Aber das sei nicht der Teil, der die Forscher beunruhigt habe. Neben der subjektiven Bewertung der Geschichten durch die Teilnehmer führten die Forscher einige weitere Analysen durch. Sie nutzten zum Beispiel die Einbettungs-API von OpenAI, um zu bewerten, wie ähnlich jede Geschichte den anderen Geschichten in ihrer Kategorie war.
Dabei fanden sie heraus, dass der Zugang zu generativer KI dazu führte, dass die resultierenden Geschichten näher am Durchschnitt ihrer Kategorie lagen. Mit anderen Worten: Sie waren sich ähnlicher und variierten weniger als Gruppe. Der Gesamtunterschied lag im Bereich von neun bis zehn Prozent, es sei also nicht so, dass die Geschichten alle Klone voneinander waren, schreibt TechCrunch.
Die Ergebnisse waren ausreichend, um einen warnenden Hinweis in den Schlussfolgerungen zu rechtfertigen:
«Diese Ergebnisse deuten zwar auf eine Zunahme der individuellen Kreativität hin, doch besteht die Gefahr, dass die kollektive Neuartigkeit verloren geht.
Bei einem allgemeinen Gleichgewicht stellt sich die interessante Frage, ob die durch KI verbesserten und inspirierten Geschichten in der Lage sein werden, eine ausreichende Variation bei den Ergebnissen zu erzeugen, zu denen sie führen.

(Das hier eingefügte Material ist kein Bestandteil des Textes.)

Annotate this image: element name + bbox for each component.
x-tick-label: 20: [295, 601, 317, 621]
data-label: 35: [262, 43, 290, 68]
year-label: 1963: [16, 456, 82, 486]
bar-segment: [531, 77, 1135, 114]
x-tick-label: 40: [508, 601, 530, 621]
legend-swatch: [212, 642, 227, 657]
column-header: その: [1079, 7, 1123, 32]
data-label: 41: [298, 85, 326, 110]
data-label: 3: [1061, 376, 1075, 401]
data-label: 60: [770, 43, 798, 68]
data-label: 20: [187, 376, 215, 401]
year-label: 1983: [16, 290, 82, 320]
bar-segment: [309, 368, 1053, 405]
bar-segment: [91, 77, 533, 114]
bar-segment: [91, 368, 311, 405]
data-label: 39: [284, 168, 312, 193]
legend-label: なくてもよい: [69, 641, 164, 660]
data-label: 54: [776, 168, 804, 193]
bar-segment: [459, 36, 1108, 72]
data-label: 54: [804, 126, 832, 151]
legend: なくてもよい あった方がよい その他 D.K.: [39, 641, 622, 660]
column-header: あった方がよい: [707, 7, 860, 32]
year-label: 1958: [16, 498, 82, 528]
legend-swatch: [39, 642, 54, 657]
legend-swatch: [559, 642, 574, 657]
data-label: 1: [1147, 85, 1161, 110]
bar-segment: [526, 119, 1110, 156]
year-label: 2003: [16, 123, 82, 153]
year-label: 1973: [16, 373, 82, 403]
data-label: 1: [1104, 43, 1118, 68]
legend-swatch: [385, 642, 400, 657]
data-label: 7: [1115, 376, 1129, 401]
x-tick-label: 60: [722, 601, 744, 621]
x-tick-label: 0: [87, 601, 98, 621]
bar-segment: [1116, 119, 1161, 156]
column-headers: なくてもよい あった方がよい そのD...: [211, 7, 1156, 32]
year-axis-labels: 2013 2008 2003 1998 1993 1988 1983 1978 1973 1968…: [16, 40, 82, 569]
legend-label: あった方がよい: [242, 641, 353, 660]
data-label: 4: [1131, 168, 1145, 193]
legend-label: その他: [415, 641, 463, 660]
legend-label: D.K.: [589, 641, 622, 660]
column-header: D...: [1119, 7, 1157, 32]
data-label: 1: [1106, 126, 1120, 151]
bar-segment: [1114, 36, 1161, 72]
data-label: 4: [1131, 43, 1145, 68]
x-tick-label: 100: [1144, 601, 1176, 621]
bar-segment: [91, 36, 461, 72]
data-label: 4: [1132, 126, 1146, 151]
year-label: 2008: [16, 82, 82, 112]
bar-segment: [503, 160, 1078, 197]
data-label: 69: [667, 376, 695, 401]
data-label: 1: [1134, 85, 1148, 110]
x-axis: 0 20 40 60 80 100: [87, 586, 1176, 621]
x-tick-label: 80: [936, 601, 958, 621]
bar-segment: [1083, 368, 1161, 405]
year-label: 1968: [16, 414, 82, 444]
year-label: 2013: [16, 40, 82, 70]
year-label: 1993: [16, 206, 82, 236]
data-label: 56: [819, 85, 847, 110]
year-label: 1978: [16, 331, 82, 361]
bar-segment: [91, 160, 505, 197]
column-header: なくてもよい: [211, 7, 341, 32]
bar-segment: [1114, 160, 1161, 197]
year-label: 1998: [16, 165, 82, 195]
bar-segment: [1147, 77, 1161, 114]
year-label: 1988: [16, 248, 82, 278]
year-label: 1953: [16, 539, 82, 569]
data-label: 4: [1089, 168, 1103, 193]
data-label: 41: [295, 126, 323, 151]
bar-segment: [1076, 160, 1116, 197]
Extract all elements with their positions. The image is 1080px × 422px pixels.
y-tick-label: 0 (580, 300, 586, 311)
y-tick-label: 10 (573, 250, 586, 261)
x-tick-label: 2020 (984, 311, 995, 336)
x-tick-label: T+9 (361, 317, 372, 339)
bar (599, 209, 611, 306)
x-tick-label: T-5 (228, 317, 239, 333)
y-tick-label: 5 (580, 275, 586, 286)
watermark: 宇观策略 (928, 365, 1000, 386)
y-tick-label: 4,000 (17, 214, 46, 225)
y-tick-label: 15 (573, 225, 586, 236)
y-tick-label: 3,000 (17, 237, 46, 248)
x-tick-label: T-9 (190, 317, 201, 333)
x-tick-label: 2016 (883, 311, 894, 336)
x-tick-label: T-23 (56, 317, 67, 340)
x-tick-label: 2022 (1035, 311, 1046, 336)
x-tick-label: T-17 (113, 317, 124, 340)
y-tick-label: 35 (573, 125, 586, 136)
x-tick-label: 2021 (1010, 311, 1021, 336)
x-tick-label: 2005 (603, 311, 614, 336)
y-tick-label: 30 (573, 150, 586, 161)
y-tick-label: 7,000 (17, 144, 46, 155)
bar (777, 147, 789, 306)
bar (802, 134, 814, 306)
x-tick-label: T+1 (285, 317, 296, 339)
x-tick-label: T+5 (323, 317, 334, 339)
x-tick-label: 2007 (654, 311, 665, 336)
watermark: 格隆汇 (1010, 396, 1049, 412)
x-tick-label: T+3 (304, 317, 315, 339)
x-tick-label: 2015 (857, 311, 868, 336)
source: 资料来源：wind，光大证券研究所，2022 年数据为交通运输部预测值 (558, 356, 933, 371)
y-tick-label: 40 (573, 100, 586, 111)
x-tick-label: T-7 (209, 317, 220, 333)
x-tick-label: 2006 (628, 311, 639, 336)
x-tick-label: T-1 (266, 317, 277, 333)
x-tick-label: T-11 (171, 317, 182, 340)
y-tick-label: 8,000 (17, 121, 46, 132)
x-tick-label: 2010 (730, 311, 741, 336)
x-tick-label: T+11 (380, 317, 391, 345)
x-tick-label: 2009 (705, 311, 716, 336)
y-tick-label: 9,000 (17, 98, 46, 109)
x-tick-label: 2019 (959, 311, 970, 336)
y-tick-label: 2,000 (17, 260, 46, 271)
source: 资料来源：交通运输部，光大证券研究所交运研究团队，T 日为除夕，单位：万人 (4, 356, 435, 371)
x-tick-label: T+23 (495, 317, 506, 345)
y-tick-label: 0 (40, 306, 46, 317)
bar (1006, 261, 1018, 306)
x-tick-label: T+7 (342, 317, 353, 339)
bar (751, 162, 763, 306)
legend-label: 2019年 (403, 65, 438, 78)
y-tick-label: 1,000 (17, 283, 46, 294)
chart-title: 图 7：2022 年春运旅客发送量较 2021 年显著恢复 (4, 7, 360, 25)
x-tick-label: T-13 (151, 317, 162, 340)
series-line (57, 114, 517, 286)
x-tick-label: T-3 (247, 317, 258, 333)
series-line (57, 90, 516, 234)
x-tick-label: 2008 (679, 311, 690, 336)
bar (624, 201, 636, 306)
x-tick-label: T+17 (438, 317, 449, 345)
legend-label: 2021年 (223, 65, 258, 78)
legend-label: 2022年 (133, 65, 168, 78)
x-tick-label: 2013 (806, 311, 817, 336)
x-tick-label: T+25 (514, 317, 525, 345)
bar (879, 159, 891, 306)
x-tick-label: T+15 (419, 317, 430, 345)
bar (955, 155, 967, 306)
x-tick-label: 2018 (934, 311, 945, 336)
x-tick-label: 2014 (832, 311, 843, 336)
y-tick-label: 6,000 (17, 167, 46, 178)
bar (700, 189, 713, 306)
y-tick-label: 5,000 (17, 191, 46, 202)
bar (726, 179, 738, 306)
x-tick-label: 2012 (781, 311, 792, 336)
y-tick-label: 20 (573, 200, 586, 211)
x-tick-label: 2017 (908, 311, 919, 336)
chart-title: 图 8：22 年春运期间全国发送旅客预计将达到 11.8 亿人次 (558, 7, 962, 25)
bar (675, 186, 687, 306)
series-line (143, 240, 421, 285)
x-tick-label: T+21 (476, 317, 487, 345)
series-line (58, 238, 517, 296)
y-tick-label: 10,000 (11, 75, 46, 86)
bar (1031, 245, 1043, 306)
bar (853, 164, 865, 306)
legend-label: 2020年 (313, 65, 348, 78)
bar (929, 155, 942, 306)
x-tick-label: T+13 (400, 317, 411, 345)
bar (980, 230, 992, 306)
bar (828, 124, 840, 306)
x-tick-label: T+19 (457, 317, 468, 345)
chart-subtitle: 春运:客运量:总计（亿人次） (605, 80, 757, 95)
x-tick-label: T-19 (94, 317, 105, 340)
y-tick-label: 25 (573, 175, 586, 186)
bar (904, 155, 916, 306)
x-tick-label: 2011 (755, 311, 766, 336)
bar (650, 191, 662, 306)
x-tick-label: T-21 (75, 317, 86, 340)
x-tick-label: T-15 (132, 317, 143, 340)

Kurz gesagt, unsere Ergebnisse deuten darauf hin, dass trotz des Verstärkungseffekts, den generative KI auf die individuelle Kreativität hatte, Vorsicht geboten ist, wenn generative KI in größerem Umfang für kreative Aufgaben eingesetzt wird.»
Auch die Befürchtung in der bildenden Kunst und bei Webinhalten spiegelten sich hier wider, so TechCrunch. Nämlich dass die KI, wenn sie zu mehr KI führe und das, worauf sie trainiert wird, nur mehr von sich selbst stamme, in einem sich selbst verstärkenden Kreislauf der Fadheit enden könnte.
Da sich generative KI in jedes Medium einschleiche, seien es Studien wie diese, die als Gegengewicht zu Behauptungen über grenzenlose Kreativität oder neue Epochen von KI-generierten Filmen und Songs dienten.